**PRIVILEGED AND CONFIDENTIAL**

---

# Upload Your Own Prompt — System Overview

### The core privacy promise

When a user uploads their own MEE question, **the raw prompt text never touches our database.** It is processed in memory and then discarded server-side. Everything the server retains is either a hash or AI-generated output derived *from* the prompt.

---

### How it works end-to-end

**Step 1 — User pastes their question**
The user pastes an MEE essay prompt into a textarea, checks an attestation box confirming authorized use, and submits. Before submission, minimum 50 / maximum 10,000 characters are enforced.

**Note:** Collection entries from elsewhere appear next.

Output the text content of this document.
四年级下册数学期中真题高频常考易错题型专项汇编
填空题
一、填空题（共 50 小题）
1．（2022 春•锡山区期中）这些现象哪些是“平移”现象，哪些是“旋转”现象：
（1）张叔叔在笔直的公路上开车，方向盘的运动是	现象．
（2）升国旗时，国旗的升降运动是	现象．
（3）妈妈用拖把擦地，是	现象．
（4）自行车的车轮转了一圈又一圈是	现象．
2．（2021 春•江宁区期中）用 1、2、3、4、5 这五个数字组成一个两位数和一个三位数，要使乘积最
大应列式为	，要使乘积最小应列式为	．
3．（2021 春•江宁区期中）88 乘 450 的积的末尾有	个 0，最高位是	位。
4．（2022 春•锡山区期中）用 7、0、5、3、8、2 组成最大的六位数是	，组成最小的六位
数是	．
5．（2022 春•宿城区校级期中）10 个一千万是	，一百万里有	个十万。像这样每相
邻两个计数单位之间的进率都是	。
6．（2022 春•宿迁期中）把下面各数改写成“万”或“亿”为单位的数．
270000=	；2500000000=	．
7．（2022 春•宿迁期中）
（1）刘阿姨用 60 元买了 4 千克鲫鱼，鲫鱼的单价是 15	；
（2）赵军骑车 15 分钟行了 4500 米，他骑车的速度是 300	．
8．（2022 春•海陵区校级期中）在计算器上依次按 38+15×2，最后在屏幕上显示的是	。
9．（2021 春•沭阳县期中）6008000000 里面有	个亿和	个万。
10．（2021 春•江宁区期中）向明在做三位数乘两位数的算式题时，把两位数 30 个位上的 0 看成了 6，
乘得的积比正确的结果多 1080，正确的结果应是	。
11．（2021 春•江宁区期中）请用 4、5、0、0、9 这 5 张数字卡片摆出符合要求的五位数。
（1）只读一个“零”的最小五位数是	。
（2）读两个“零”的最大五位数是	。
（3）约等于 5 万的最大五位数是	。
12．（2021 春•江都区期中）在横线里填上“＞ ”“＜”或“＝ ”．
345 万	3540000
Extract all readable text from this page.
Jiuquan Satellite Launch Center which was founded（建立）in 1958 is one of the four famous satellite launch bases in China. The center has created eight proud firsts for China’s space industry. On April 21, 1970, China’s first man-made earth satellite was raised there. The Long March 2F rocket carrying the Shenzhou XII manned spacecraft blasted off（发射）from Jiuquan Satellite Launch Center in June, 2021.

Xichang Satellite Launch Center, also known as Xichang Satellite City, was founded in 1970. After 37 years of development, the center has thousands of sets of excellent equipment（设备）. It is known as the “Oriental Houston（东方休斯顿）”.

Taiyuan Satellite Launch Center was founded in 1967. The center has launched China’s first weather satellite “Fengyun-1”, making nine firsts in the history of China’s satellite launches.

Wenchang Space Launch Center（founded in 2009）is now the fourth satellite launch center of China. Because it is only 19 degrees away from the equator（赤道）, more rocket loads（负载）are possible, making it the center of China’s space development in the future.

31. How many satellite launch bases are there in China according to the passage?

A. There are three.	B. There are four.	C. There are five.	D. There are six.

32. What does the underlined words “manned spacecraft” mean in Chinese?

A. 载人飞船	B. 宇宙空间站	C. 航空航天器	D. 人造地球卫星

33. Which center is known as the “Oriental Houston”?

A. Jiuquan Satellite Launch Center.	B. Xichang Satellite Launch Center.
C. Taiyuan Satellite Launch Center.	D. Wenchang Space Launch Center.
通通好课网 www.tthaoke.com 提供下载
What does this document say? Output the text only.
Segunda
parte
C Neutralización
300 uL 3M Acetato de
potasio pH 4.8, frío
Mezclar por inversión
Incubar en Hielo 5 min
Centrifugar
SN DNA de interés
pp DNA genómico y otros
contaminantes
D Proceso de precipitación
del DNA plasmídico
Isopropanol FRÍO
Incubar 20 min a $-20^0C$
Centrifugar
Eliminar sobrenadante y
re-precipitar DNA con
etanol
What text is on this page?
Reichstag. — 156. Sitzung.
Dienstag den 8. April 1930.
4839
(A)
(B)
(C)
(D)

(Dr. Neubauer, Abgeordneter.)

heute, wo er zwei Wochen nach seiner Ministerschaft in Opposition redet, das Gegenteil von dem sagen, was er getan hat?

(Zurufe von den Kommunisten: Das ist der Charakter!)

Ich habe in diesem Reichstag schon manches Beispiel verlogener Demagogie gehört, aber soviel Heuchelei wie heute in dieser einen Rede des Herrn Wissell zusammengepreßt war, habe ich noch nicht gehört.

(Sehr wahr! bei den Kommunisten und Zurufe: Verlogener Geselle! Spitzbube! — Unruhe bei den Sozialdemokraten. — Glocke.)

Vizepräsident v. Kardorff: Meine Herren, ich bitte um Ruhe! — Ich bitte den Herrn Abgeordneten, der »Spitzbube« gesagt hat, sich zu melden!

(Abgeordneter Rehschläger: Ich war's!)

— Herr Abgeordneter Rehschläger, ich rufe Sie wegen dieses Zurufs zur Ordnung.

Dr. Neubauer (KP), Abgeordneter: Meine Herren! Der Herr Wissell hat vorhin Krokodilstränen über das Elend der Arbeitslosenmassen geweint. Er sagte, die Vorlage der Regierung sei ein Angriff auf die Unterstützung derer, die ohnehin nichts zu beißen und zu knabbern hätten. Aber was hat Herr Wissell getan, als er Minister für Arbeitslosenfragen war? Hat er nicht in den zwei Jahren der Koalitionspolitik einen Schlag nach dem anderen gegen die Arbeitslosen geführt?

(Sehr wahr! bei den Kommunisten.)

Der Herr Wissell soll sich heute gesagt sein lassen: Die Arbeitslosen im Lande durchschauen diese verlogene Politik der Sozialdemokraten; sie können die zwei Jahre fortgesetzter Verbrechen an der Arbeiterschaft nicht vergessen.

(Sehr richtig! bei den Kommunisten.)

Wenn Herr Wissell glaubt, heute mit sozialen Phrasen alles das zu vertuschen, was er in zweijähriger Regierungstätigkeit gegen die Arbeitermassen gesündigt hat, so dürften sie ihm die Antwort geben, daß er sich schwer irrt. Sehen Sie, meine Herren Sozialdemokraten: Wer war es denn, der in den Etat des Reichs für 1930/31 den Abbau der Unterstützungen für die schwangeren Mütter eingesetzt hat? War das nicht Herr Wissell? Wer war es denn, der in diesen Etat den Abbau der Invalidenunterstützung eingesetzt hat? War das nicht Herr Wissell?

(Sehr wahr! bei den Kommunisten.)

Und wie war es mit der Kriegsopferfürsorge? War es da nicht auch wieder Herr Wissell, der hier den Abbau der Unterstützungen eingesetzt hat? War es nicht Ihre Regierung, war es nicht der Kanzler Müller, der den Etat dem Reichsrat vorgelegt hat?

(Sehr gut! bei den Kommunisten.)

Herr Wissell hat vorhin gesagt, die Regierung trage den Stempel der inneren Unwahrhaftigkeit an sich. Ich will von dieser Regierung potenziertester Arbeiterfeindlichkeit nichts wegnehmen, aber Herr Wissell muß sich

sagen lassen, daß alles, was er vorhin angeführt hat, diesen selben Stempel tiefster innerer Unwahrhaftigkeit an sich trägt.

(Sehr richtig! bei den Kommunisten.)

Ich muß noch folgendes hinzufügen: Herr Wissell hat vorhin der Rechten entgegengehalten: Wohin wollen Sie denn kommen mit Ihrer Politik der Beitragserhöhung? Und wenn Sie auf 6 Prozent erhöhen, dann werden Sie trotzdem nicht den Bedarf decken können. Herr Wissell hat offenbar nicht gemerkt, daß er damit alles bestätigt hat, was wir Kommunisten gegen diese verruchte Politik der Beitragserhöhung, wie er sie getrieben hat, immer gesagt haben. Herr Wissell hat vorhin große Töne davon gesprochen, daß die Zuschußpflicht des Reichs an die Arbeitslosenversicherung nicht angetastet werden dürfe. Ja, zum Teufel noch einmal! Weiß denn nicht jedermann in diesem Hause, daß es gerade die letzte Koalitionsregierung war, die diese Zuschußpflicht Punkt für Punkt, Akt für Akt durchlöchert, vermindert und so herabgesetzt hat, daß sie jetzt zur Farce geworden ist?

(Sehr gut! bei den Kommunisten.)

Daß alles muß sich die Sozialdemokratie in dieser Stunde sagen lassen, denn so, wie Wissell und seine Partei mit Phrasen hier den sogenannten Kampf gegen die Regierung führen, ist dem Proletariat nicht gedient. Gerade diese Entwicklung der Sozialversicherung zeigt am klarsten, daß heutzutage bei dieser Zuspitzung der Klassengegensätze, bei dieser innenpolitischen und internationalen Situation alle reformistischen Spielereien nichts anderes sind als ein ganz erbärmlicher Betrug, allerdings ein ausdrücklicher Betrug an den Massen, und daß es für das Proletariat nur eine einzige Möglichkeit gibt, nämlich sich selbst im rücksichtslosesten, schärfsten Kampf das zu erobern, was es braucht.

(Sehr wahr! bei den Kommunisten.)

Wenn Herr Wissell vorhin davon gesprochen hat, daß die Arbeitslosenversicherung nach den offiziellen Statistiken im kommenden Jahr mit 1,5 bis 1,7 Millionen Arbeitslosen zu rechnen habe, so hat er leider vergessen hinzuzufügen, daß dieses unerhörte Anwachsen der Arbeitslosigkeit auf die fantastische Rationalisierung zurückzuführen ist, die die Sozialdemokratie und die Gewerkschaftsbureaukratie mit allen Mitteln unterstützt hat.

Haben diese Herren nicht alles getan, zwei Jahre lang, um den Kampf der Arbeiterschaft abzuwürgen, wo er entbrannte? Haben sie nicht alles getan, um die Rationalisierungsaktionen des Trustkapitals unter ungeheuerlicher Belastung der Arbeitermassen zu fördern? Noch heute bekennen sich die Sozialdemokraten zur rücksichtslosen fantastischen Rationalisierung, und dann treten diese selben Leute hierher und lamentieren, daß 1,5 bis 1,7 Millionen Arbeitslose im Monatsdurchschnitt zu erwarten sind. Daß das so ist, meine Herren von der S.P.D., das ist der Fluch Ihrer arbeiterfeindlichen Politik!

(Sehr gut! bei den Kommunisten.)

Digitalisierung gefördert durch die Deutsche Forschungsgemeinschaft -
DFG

**Step 2 — Server creates a session record (no prompt stored)**
The server computes a **SHA-256 hash** of the prompt text and stores that hash — not the text itself — in the `upload_sessions` database table. What goes into the DB at this point: the hash, the user ID, an attestation flag, a `status='pending'`, and an `expires_at` 90 minutes out. The raw prompt is gone from the server the moment the hash is computed.

**Step 3 — Client saves the prompt to IndexedDB**
After the server redirects back to the browser with the new `sessionId`, the client-side code calls `saveUploadSession()`, which writes the prompt text into the **browser's IndexedDB** (via the `idb` library, database named `shep-upload-sessions`). From this point forward, the prompt lives *only in the user's browser on that device.* If they clear site data or switch devices, it's gone.

**Step 4 — AI generation pipeline (prompt is input-only)**
The client auto-triggers a `generate` form action. On the server, a two-step LLM pipeline runs:

1. **Classifier** (Gemini 2.0 Flash) — receives the prompt, identifies the MEE subject (contracts, torts, etc.), confidence level, the essay's question "calls," and likely issue archetypes. Output is structured JSON; the prompt itself is not stored anywhere.
2. **Packet generator** (Gemini 2.5 Pro) — receives the classifier output plus the prompt again, and generates a complete grading framework: rule atoms, acceptable reasoning paths, reasoning moves. Again, the prompt is input only.

The server then **validates the generated hash** against the stored SHA-256 to confirm the same prompt was submitted (tamper check), then stores the **generated packet** — which contains zero prompt text — in the `generated_packet_json` column. The `prompt_text` column does not exist in the schema.

**Step 5 — Session display (prompt loaded from IndexedDB, not the server)**
When the practice page loads, an `onMount` hook calls `getPromptText(sessionId)` from IndexedDB. The server provides the session state (status, generated packet, detected issues) but **never the prompt**. If IndexedDB doesn't have it — wrong device, cleared cache — the UI shows: *"Your question needs to be re-uploaded"* or *"Original question not available — it was stored only in your browser for privacy."*

**Step 6 — User submits their response**
The server receives the written response, creates a submission record, runs the grading pipeline against the generated packet (no prompt text involved at this stage), and redirects to results. Results also load the prompt from IndexedDB for display — same pattern.

---

### Why AI is "blind" to the prompt after generation

The AI pipeline runs once at generation time. After that:

- The generated packet (rubric, rule atoms, grading criteria) is what the grading engine uses — not the prompt.
- The grading engine (V3.2) is the same engine used for platform-authored questions. It only sees the scoring bundle, which is derived from the packet, not the original text.
- There is no pathway in the codebase for any downstream system to retrieve the original prompt, because it was never written to the database.

---

### Key guarantees

| Guarantee | How it's enforced |
|---|---|
| Prompt never stored server-side | No `prompt_text` column exists in the schema |
| Audit trail without exposure | SHA-256 hash stored; not reversible |
| Device-scoped privacy | IndexedDB is browser-local; no server sync |
| Session expiration | 90-minute TTL on `upload_sessions` |
| Rate limiting | 5 uploads per user per hour via `reserveUploadSlot()` |
| Tamper detection | Server re-hashes submitted prompt and compares to stored hash before generation |
| Attestation | User confirms authorized use; stored as boolean flag |

---

### Summary

The prompt text exists server-side only for the ~5 seconds the LLM calls take, as an in-memory variable. After that it lives exclusively in the user's browser. Our database has a hash and a grading packet; it has never seen the question itself.